Great Films of the Cinematic Canon: Reviewed.
BY PASHA MALLA
The Killing of a Chinese Bookie
This thrilling story revolves around a mysterious Chinese Bookie, and one man’s quest to kill him. But does the Chinese Bookie get it in the end, you ask? At the risk of spoiling the film, I will only tell you this: yes. Yes, he most certainly does.
Mr. Smith Goes to Washington
“Oh, Mr. Smith!” you will invariably lament. “Will you ever get to Washington?” A fine, albeit infuriating, piece of cinema.

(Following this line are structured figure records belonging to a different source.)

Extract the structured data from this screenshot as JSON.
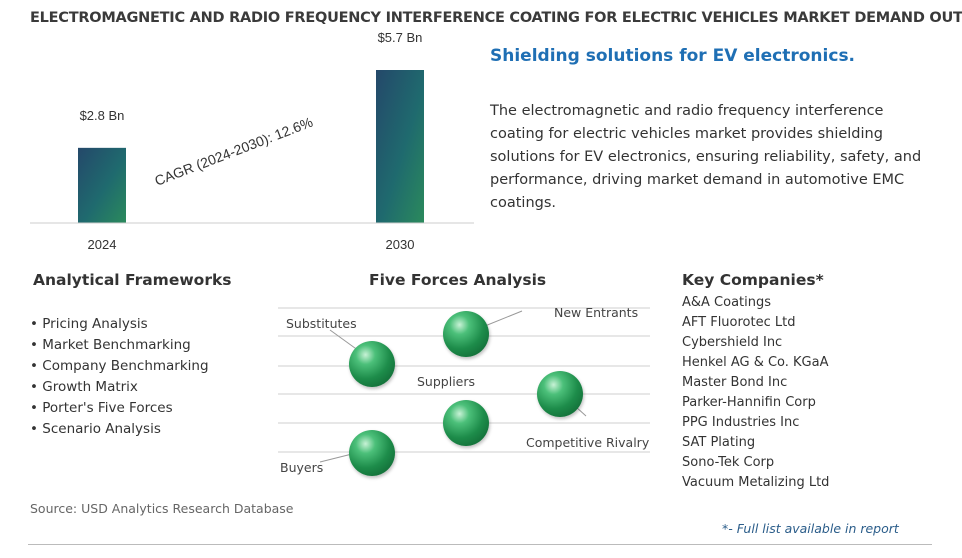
{
  "title": "ELECTROMAGNETIC AND RADIO FREQUENCY INTERFERENCE COATING FOR ELECTRIC VEHICLES MARKET DEMAND OUTLOOK",
  "chart_data": {
    "type": "bar",
    "categories": [
      "2024",
      "2030"
    ],
    "values": [
      2.8,
      5.7
    ],
    "value_labels": [
      "$2.8 Bn",
      "$5.7 Bn"
    ],
    "annotation": "CAGR (2024-2030):  12.6%",
    "bar_color": "#1f5a6e"
  },
  "summary": {
    "heading": "Shielding solutions for EV electronics.",
    "text": "The electromagnetic and radio frequency interference coating for electric vehicles market provides shielding solutions for EV electronics, ensuring reliability, safety, and performance, driving market demand in automotive EMC coatings."
  },
  "frameworks": {
    "heading": "Analytical Frameworks",
    "items": [
      "Pricing Analysis",
      "Market Benchmarking",
      "Company Benchmarking",
      "Growth Matrix",
      "Porter's Five Forces",
      "Scenario Analysis"
    ]
  },
  "five_forces": {
    "heading": "Five Forces Analysis",
    "substitutes": "Substitutes",
    "new_entrants": "New Entrants",
    "suppliers": "Suppliers",
    "competitive_rivalry": "Competitive Rivalry",
    "buyers": "Buyers"
  },
  "companies": {
    "heading": "Key Companies*",
    "items": [
      "A&A Coatings",
      "AFT Fluorotec Ltd",
      "Cybershield Inc",
      "Henkel AG & Co. KGaA",
      "Master Bond Inc",
      "Parker-Hannifin Corp",
      "PPG Industries Inc",
      "SAT Plating",
      "Sono-Tek Corp",
      "Vacuum Metalizing Ltd"
    ]
  },
  "source": "Source: USD Analytics Research Database",
  "footnote": "*- Full list available in report"
}
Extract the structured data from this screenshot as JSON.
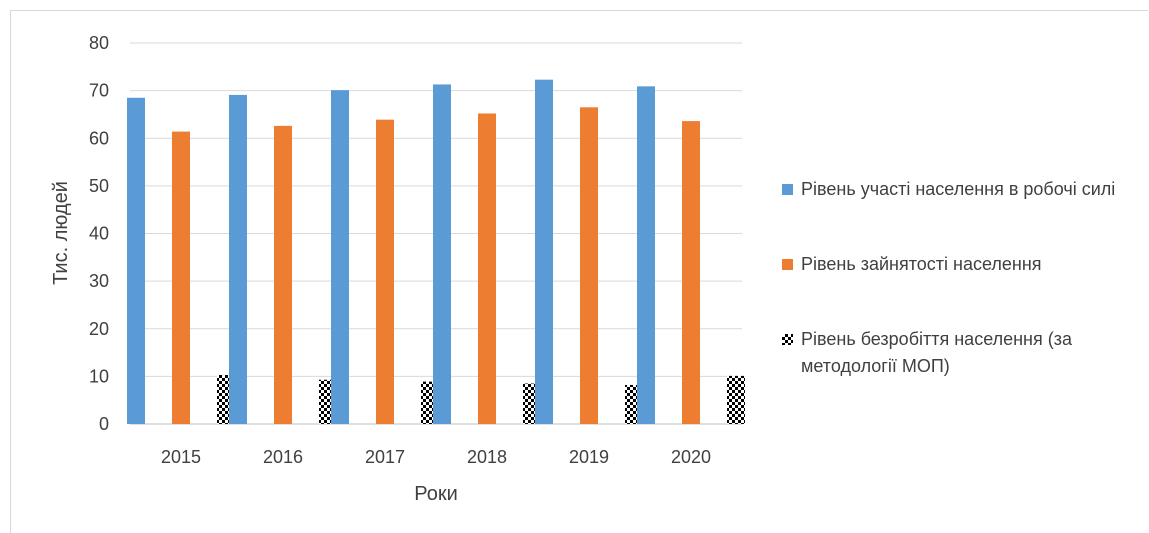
{
  "chart_data": {
    "type": "bar",
    "categories": [
      "2015",
      "2016",
      "2017",
      "2018",
      "2019",
      "2020"
    ],
    "series": [
      {
        "name": "Рівень участі населення в робочі силі",
        "color": "#5b9bd5",
        "pattern": "solid",
        "values": [
          68.5,
          69.1,
          70.1,
          71.3,
          72.3,
          70.9
        ]
      },
      {
        "name": "Рівень зайнятості населення",
        "color": "#ed7d31",
        "pattern": "solid",
        "values": [
          61.4,
          62.6,
          63.9,
          65.2,
          66.5,
          63.6
        ]
      },
      {
        "name": "Рівень безробіття населення (за методології МОП)",
        "color": "#000000",
        "pattern": "checkerboard",
        "values": [
          10.3,
          9.3,
          8.9,
          8.5,
          8.2,
          10.1
        ]
      }
    ],
    "yticks": [
      "0",
      "10",
      "20",
      "30",
      "40",
      "50",
      "60",
      "70",
      "80"
    ],
    "ylim": [
      0,
      80
    ],
    "xlabel": "Роки",
    "ylabel": "Тис. людей",
    "grid": true,
    "legend_position": "right"
  }
}
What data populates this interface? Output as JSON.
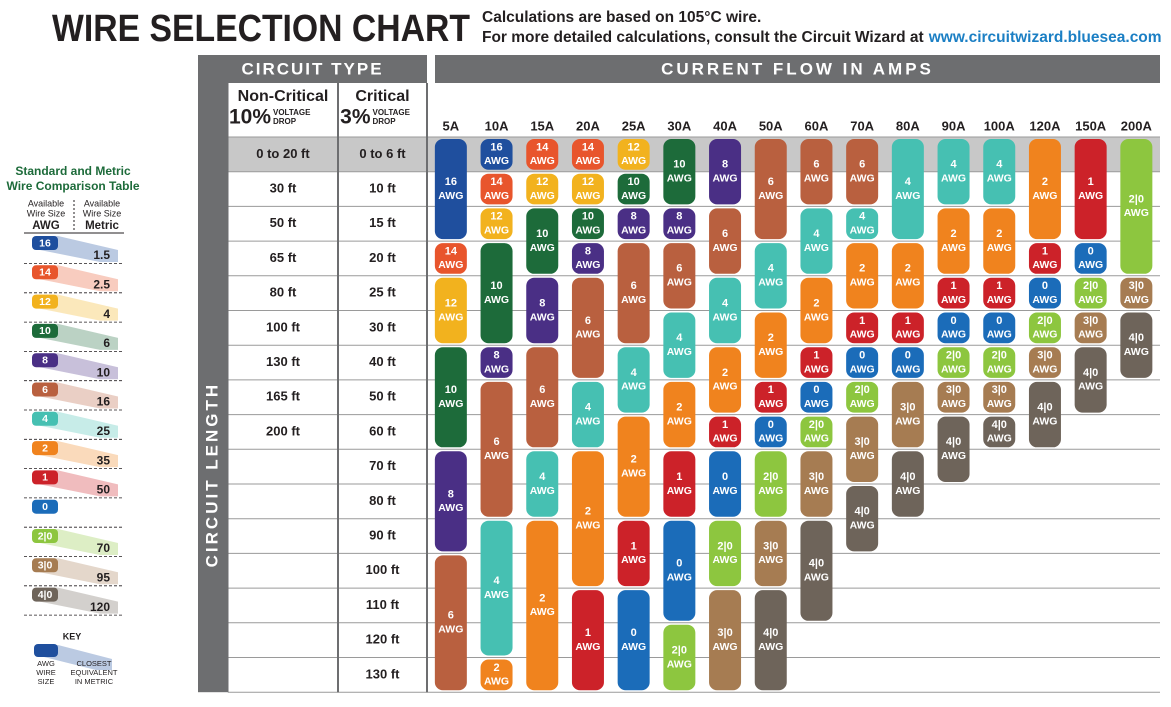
{
  "header": {
    "title": "WIRE SELECTION CHART",
    "notes": [
      "Calculations are based on 105°C wire.",
      "For more detailed calculations, consult the Circuit Wizard at"
    ],
    "link": "www.circuitwizard.bluesea.com"
  },
  "comparison": {
    "title": [
      "Standard and Metric",
      "Wire Comparison Table"
    ],
    "col_headers": [
      [
        "Available",
        "Wire Size",
        "AWG"
      ],
      [
        "Available",
        "Wire Size",
        "Metric"
      ]
    ],
    "rows": [
      {
        "awg": "16",
        "metric": "1.5",
        "color": "#1f4f9e"
      },
      {
        "awg": "14",
        "metric": "2.5",
        "color": "#e8552c"
      },
      {
        "awg": "12",
        "metric": "4",
        "color": "#f2b21e"
      },
      {
        "awg": "10",
        "metric": "6",
        "color": "#1d6b3a"
      },
      {
        "awg": "8",
        "metric": "10",
        "color": "#4a2f85"
      },
      {
        "awg": "6",
        "metric": "16",
        "color": "#b9603f"
      },
      {
        "awg": "4",
        "metric": "25",
        "color": "#46c0b2"
      },
      {
        "awg": "2",
        "metric": "35",
        "color": "#f0831e"
      },
      {
        "awg": "1",
        "metric": "50",
        "color": "#cc2229"
      },
      {
        "awg": "0",
        "metric": null,
        "color": "#1b6cb9"
      },
      {
        "awg": "2|0",
        "metric": "70",
        "color": "#8dc63f"
      },
      {
        "awg": "3|0",
        "metric": "95",
        "color": "#a67c52"
      },
      {
        "awg": "4|0",
        "metric": "120",
        "color": "#6e645a"
      }
    ],
    "key": {
      "title": "KEY",
      "awg": [
        "AWG",
        "WIRE",
        "SIZE"
      ],
      "metric": [
        "CLOSEST",
        "EQUIVALENT",
        "IN METRIC"
      ]
    }
  },
  "chart": {
    "circuit_type": "CIRCUIT TYPE",
    "current_flow": "CURRENT FLOW IN AMPS",
    "circuit_length": "CIRCUIT LENGTH",
    "unit": "AWG",
    "non_critical": {
      "name": "Non-Critical",
      "pct": "10%",
      "drop": [
        "VOLTAGE",
        "DROP"
      ],
      "lengths": [
        "0 to 20 ft",
        "30 ft",
        "50 ft",
        "65 ft",
        "80 ft",
        "100 ft",
        "130 ft",
        "165 ft",
        "200 ft"
      ]
    },
    "critical": {
      "name": "Critical",
      "pct": "3%",
      "drop": [
        "VOLTAGE",
        "DROP"
      ],
      "lengths": [
        "0 to 6 ft",
        "10 ft",
        "15 ft",
        "20 ft",
        "25 ft",
        "30 ft",
        "40 ft",
        "50 ft",
        "60 ft",
        "70 ft",
        "80 ft",
        "90 ft",
        "100 ft",
        "110 ft",
        "120 ft",
        "130 ft"
      ]
    },
    "amps": [
      {
        "label": "5A",
        "cells": [
          "16",
          "16",
          "16",
          "14",
          "12",
          "12",
          "10",
          "10",
          "10",
          "8",
          "8",
          "8",
          "6",
          "6",
          "6",
          "6"
        ]
      },
      {
        "label": "10A",
        "cells": [
          "16",
          "14",
          "12",
          "10",
          "10",
          "10",
          "8",
          "6",
          "6",
          "6",
          "6",
          "4",
          "4",
          "4",
          "4",
          "2"
        ]
      },
      {
        "label": "15A",
        "cells": [
          "14",
          "12",
          "10",
          "10",
          "8",
          "8",
          "6",
          "6",
          "6",
          "4",
          "4",
          "2",
          "2",
          "2",
          "2",
          "2"
        ]
      },
      {
        "label": "20A",
        "cells": [
          "14",
          "12",
          "10",
          "8",
          "6",
          "6",
          "6",
          "4",
          "4",
          "2",
          "2",
          "2",
          "2",
          "1",
          "1",
          "1"
        ]
      },
      {
        "label": "25A",
        "cells": [
          "12",
          "10",
          "8",
          "6",
          "6",
          "6",
          "4",
          "4",
          "2",
          "2",
          "2",
          "1",
          "1",
          "0",
          "0",
          "0"
        ]
      },
      {
        "label": "30A",
        "cells": [
          "10",
          "10",
          "8",
          "6",
          "6",
          "4",
          "4",
          "2",
          "2",
          "1",
          "1",
          "0",
          "0",
          "0",
          "2|0",
          "2|0"
        ]
      },
      {
        "label": "40A",
        "cells": [
          "8",
          "8",
          "6",
          "6",
          "4",
          "4",
          "2",
          "2",
          "1",
          "0",
          "0",
          "2|0",
          "2|0",
          "3|0",
          "3|0",
          "3|0"
        ]
      },
      {
        "label": "50A",
        "cells": [
          "6",
          "6",
          "6",
          "4",
          "4",
          "2",
          "2",
          "1",
          "0",
          "2|0",
          "2|0",
          "3|0",
          "3|0",
          "4|0",
          "4|0",
          "4|0"
        ]
      },
      {
        "label": "60A",
        "cells": [
          "6",
          "6",
          "4",
          "4",
          "2",
          "2",
          "1",
          "0",
          "2|0",
          "3|0",
          "3|0",
          "4|0",
          "4|0",
          "4|0",
          null,
          null
        ]
      },
      {
        "label": "70A",
        "cells": [
          "6",
          "6",
          "4",
          "2",
          "2",
          "1",
          "0",
          "2|0",
          "3|0",
          "3|0",
          "4|0",
          "4|0",
          null,
          null,
          null,
          null
        ]
      },
      {
        "label": "80A",
        "cells": [
          "4",
          "4",
          "4",
          "2",
          "2",
          "1",
          "0",
          "3|0",
          "3|0",
          "4|0",
          "4|0",
          null,
          null,
          null,
          null,
          null
        ]
      },
      {
        "label": "90A",
        "cells": [
          "4",
          "4",
          "2",
          "2",
          "1",
          "0",
          "2|0",
          "3|0",
          "4|0",
          "4|0",
          null,
          null,
          null,
          null,
          null,
          null
        ]
      },
      {
        "label": "100A",
        "cells": [
          "4",
          "4",
          "2",
          "2",
          "1",
          "0",
          "2|0",
          "3|0",
          "4|0",
          null,
          null,
          null,
          null,
          null,
          null,
          null
        ]
      },
      {
        "label": "120A",
        "cells": [
          "2",
          "2",
          "2",
          "1",
          "0",
          "2|0",
          "3|0",
          "4|0",
          "4|0",
          null,
          null,
          null,
          null,
          null,
          null,
          null
        ]
      },
      {
        "label": "150A",
        "cells": [
          "1",
          "1",
          "1",
          "0",
          "2|0",
          "3|0",
          "4|0",
          "4|0",
          null,
          null,
          null,
          null,
          null,
          null,
          null,
          null
        ]
      },
      {
        "label": "200A",
        "cells": [
          "2|0",
          "2|0",
          "2|0",
          "2|0",
          "3|0",
          "4|0",
          "4|0",
          null,
          null,
          null,
          null,
          null,
          null,
          null,
          null,
          null
        ]
      }
    ]
  }
}
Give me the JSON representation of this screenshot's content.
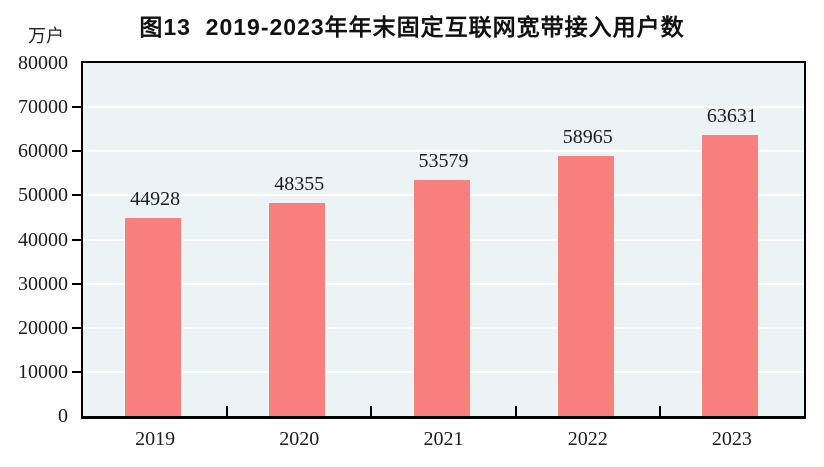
{
  "header": {
    "title": "图13  2019-2023年年末固定互联网宽带接入用户数",
    "unit_label": "万户"
  },
  "chart_data": {
    "type": "bar",
    "title": "图13  2019-2023年年末固定互联网宽带接入用户数",
    "categories": [
      "2019",
      "2020",
      "2021",
      "2022",
      "2023"
    ],
    "values": [
      44928,
      48355,
      53579,
      58965,
      63631
    ],
    "xlabel": "",
    "ylabel": "万户",
    "ylim": [
      0,
      80000
    ],
    "yticks": [
      0,
      10000,
      20000,
      30000,
      40000,
      50000,
      60000,
      70000,
      80000
    ],
    "grid": true,
    "legend": "none",
    "data_labels": true,
    "colors": {
      "bar": "#F97F7F",
      "plot_background": "#EBF3F5",
      "gridline": "#FFFFFF",
      "axis": "#000000",
      "text": "#1C1C1C"
    }
  }
}
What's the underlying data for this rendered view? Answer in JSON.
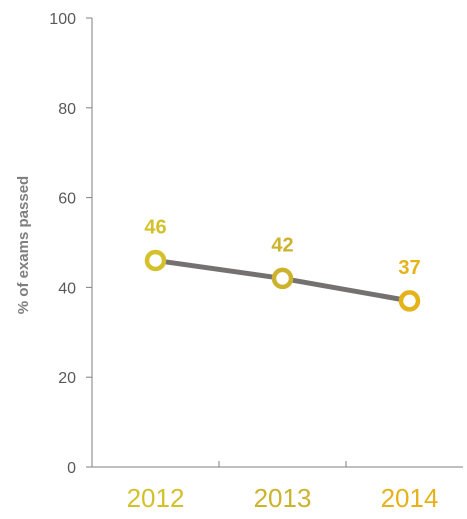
{
  "chart_data": {
    "type": "line",
    "title": "",
    "xlabel": "",
    "ylabel": "% of exams passed",
    "categories": [
      "2012",
      "2013",
      "2014"
    ],
    "series": [
      {
        "values": [
          46,
          42,
          37
        ]
      }
    ],
    "ylim": [
      0,
      100
    ],
    "yticks": [
      0,
      20,
      40,
      60,
      80,
      100
    ],
    "grid": false,
    "legend": "none",
    "colors": {
      "line": "#767171",
      "points": [
        "#d4c12a",
        "#cdb32d",
        "#e6b21a"
      ],
      "category_labels": [
        "#d4c12a",
        "#cdb32d",
        "#e6b21a"
      ],
      "axis": "#7f7f7f",
      "tick_text": "#595959"
    }
  }
}
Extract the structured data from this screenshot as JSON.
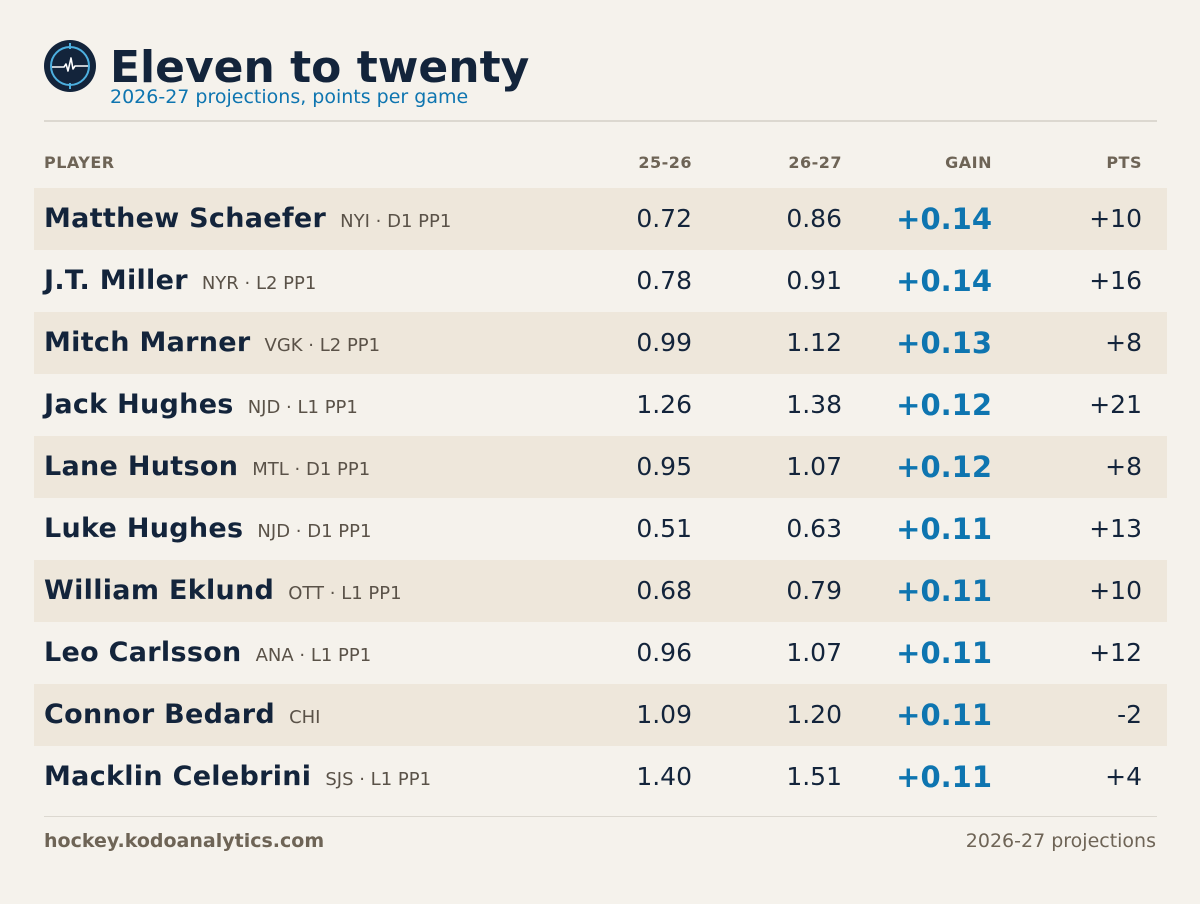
{
  "header": {
    "title": "Eleven to twenty",
    "subtitle": "2026-27 projections, points per game",
    "logo_icon": "hockey-puck-heartbeat-icon"
  },
  "colors": {
    "navy": "#13243b",
    "accent_blue": "#0e75b0",
    "muted": "#6e6456",
    "row_alt": "#eee7db",
    "background": "#f5f2ec"
  },
  "columns": {
    "player": "PLAYER",
    "prev": "25-26",
    "next": "26-27",
    "gain": "GAIN",
    "pts": "PTS"
  },
  "chart_data": {
    "type": "table",
    "title": "Eleven to twenty",
    "subtitle": "2026-27 projections, points per game",
    "columns": [
      "PLAYER",
      "25-26",
      "26-27",
      "GAIN",
      "PTS"
    ],
    "rows": [
      {
        "name": "Matthew Schaefer",
        "meta": "NYI · D1 PP1",
        "prev": "0.72",
        "next": "0.86",
        "gain": "+0.14",
        "pts": "+10"
      },
      {
        "name": "J.T. Miller",
        "meta": "NYR · L2 PP1",
        "prev": "0.78",
        "next": "0.91",
        "gain": "+0.14",
        "pts": "+16"
      },
      {
        "name": "Mitch Marner",
        "meta": "VGK · L2 PP1",
        "prev": "0.99",
        "next": "1.12",
        "gain": "+0.13",
        "pts": "+8"
      },
      {
        "name": "Jack Hughes",
        "meta": "NJD · L1 PP1",
        "prev": "1.26",
        "next": "1.38",
        "gain": "+0.12",
        "pts": "+21"
      },
      {
        "name": "Lane Hutson",
        "meta": "MTL · D1 PP1",
        "prev": "0.95",
        "next": "1.07",
        "gain": "+0.12",
        "pts": "+8"
      },
      {
        "name": "Luke Hughes",
        "meta": "NJD · D1 PP1",
        "prev": "0.51",
        "next": "0.63",
        "gain": "+0.11",
        "pts": "+13"
      },
      {
        "name": "William Eklund",
        "meta": "OTT · L1 PP1",
        "prev": "0.68",
        "next": "0.79",
        "gain": "+0.11",
        "pts": "+10"
      },
      {
        "name": "Leo Carlsson",
        "meta": "ANA · L1 PP1",
        "prev": "0.96",
        "next": "1.07",
        "gain": "+0.11",
        "pts": "+12"
      },
      {
        "name": "Connor Bedard",
        "meta": "CHI",
        "prev": "1.09",
        "next": "1.20",
        "gain": "+0.11",
        "pts": "-2"
      },
      {
        "name": "Macklin Celebrini",
        "meta": "SJS · L1 PP1",
        "prev": "1.40",
        "next": "1.51",
        "gain": "+0.11",
        "pts": "+4"
      }
    ]
  },
  "footer": {
    "site": "hockey.kodoanalytics.com",
    "note": "2026-27 projections"
  }
}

Studio executives said it couldn’t be done. “A superhero with acne?!” they scoffed. But Akira Kurosawa showed them all with the triumphant Rashomon.
Jules et Jim
What is it about the French cinema that delights us so? From La Nouvelle Vague comes yet another tragic tale of friendship compromised by cannibalism, here suggesting that perhaps young Jules should never have “et” companion Jim after all.
Strangers On A Train
“They swap murders” — so suggests a character in Alfred Hitchcock’s classic tale of murder and swapping, Strangers on a Train. Once again, the master of suspense piles on layer upon layer of intrigue, not to mention suspense, which is — wow. There’s a lot of it, I’ll tell you that much. Well done, Alfred Hitchcock! Well done.
Altamont, 1969: the brothers Maysles capture popular band of the time “The Rolling Stones” in all their rocking, rolling, stoned, no-moss-gathering glory. Basically a testament to the spirit of the sixties (flower power, free love, etc.) this feel-good documentary is a nostalgic treat for the entire family.
Pornography. Avoid at all costs.
Sergei Eisenstein fairly revolutionized editing practices in contemporary cinema with the advent of the phrase “Cut!”, and Potemkin is widely recognized as the landmark picture that foregrounded Eisenstein’s techniques. For hundreds of years prior, filmmaking had been a laborious process in which, while the camera rolled, the entire cast scrambled madly in order to get in place for the following scene. Cut, indeed.